To repeat paper results for en-es language pair, firstly train models using following commands:
```python3
python enc_dec_attn.py --src en --trg es --embed-dropout 0.2 --decoder-dropout 0.5 --checkpoint-dir checkpoints/enc-en-es \
--enc-hid-dim 256 --dec-hid-dim 256 --weight-decay 1e-5 --teacher-forcing 1.0 --epochs 50 --attn-dim 64 --batch-size 128 --lr 3e-4
```
```python3
python rlst.py --src en --trg es --checkpoint-dir checkpoints/rlst-en-es --rnn-hid-dim 512 --teacher-forcing 1.0 \
--epochs 50 --lr 3e-4 --weight-decay 1e-5 --rnn-num-layers 4 --rnn-dropout 0.5 --embed-dropout 0.2 --N 50000 \
--eta-min 0.02 --eta-max 0.2 --rho 0.99
```
```python3
python transformer.py --src en --trg es --lr 3e-4 --checkpoint-dir checkpoints/trans-en-es --num-heads 8 --epochs 50 \
--dropout 0.25 --embed-dropout 0.2 --weight-decay 1e-4 --d-ffn 512 --num-layers 6 --batch-size 128 --d-model 256
```
Now test models on test and long test sets:
```python3
python enc_dec_attn.py --src en --trg es --checkpoint-dir checkpoints/enc-en-es --enc-hid-dim 256 --dec-hid-dim 256 \
--attn-dim 64 --batch-size 32 --test --test-seq-max-len 400 --load-model-name enc_dec_attn_best.pth
```
```python3
python rlst.py --src en --trg es --checkpoint-dir checkpoints/rlst-en-es --rnn-hid-dim 512 --rnn-num-layers 4 --test \
--batch-size 32 --testing-episode-max-time 512 --load-model-name rlst_best.pth
```
```python3
python transformer.py --src en --trg es --lr 3e-4 --checkpoint-dir checkpoints/trans-en-es --num-heads 8 --epochs 50 \
--d-ffn 512 --num-layers 6 --test --test-seq-max-len 400 --batch-size 32 --d-model 256 --load-model-name transformer_best.pth
```
To repeat results for other language pairs change value of ```--src``` and ```--trg``` parameters.

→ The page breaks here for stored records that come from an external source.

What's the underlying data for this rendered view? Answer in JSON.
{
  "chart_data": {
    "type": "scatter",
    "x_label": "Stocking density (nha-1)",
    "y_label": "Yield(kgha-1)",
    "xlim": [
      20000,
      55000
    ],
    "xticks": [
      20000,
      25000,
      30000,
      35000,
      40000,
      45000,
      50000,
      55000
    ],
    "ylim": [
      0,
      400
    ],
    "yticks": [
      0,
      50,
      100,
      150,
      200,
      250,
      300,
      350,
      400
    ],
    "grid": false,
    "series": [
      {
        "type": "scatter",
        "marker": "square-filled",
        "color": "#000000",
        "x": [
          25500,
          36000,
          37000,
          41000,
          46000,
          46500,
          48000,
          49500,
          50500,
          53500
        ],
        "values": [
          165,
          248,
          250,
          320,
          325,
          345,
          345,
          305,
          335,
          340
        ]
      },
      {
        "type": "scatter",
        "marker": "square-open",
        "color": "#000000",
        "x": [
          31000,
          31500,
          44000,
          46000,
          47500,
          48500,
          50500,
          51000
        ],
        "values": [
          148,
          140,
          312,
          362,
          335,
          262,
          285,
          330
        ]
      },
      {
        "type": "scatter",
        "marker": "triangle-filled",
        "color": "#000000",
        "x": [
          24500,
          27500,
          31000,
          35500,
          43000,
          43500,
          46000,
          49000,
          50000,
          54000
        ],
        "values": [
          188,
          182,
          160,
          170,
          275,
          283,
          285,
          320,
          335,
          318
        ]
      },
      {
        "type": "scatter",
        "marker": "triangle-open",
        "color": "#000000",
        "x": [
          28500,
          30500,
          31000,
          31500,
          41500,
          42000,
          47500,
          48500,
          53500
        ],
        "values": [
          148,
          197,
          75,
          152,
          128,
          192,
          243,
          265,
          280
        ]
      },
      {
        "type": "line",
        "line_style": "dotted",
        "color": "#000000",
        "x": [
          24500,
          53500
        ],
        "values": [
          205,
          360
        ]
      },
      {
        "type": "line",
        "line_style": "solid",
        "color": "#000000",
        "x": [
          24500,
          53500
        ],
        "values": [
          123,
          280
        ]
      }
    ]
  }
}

Models are saved and evaluated on validation set after every epoch. The benchmark always saves last and the best model
according to its BLEU score on validation set. For more information and hyperparameters:
```python3
python rlst.py --help
```

Feel free to add new models, suggestions, issues and make PRs :smiling_face_with_three_hearts:.